Amanda Shires’ fifth album, To The Sunset, concludes with a real mic drop. In “Wasn’t I Paying Attention,” the 36-year-old singer-songwriter and multi-instrumentalist relates a first-person narrative about a man in Nome, Alaska who lends the truck keys to a friend heading into town. What happens next requires a spoiler alert, so skip ahead a few grafs if you want to experience the shocking conclusion to one of the year’s best story-songs unfettered.
When I first heard “‘Wasn’t I Paying Attention,” I wondered if Shires had read a similar story in a newspaper, or perhaps was inspired by the recent hit podcast S-Town, about a small-town misfit who meets a tragic end. But when reached by phone last week while traveling via tour bus, Shires explained that the song unfolds more or less how it was explained by her father, who spends half the year in Alaska trawling the Bering Sea in search of gold. Her dad is the song’s protagonist, and what occurs in “Wasn’t I Paying Attention” actually happened to his buddy.
“Dad told me that he let him borrow his truck, and he went into town, and poured gas on himself and slit his throat and lit himself on fire,” Shires recalled, in the same dispassionate, journalistic tone that makes the song so chilling. (The man somehow survived.)
Soon after that fateful phone call, Shires started processing her father’s anecdote as art. “I guess what bothered my dad — and then me too — was not knowing his friend as truly as he thought he did,” she said. “It sits with you, and it bothers you, and it doesn’t go away, and you need help explaining it to yourself. That’s when the songwriting part comes.”
Throughout To The Sunset, which comes out August 3, Shires tells personal stories as a way of getting at overarching truths about the human experience. There are songs about mothers and daughters, anxiety, and mortality, laced with empathy and Shires’ dry sense of humor, as well as the sharpest pop-rock hooks of her career. Working with sought-after country producer Dave Cobb, Shires sets her literary, character-driven narratives to lush, jangly melodies that recall ’80s alt-rock mainstays like R.E.M., The Smiths, and Echo And The Bunnymen.
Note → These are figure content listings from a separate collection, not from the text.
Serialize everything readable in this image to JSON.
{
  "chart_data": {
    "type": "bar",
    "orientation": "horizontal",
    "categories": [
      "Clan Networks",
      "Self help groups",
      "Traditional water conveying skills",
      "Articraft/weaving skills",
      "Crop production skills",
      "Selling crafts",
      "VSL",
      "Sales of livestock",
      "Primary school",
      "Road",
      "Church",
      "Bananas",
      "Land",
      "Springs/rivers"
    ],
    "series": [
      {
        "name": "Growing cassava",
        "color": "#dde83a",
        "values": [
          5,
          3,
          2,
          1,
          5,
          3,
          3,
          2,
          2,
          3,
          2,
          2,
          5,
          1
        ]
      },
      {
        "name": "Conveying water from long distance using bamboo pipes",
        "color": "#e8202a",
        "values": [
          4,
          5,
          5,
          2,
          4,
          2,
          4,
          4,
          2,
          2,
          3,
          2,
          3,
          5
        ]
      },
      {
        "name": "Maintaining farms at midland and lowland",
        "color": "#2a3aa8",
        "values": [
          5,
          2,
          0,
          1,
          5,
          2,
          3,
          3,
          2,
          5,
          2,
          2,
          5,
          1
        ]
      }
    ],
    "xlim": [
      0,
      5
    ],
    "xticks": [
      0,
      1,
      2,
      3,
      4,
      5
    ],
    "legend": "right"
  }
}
It’s a breakthrough for the native Texan, who’s been playing music professionally since she was 15, when she joined up with Western swing legends the Texas Playboys as a junior fiddle player. Since then, Shires has been lumped in that amorphous, ill-defined genre known as Americana, where she’s among the most respected (if not yet famous) artists. She also moonlights as a member of The 400 Unit, acting as an on-stage foil for her husband of five years, Jason Isbell. (He returns the favor by playing guitar on To The Sunset.)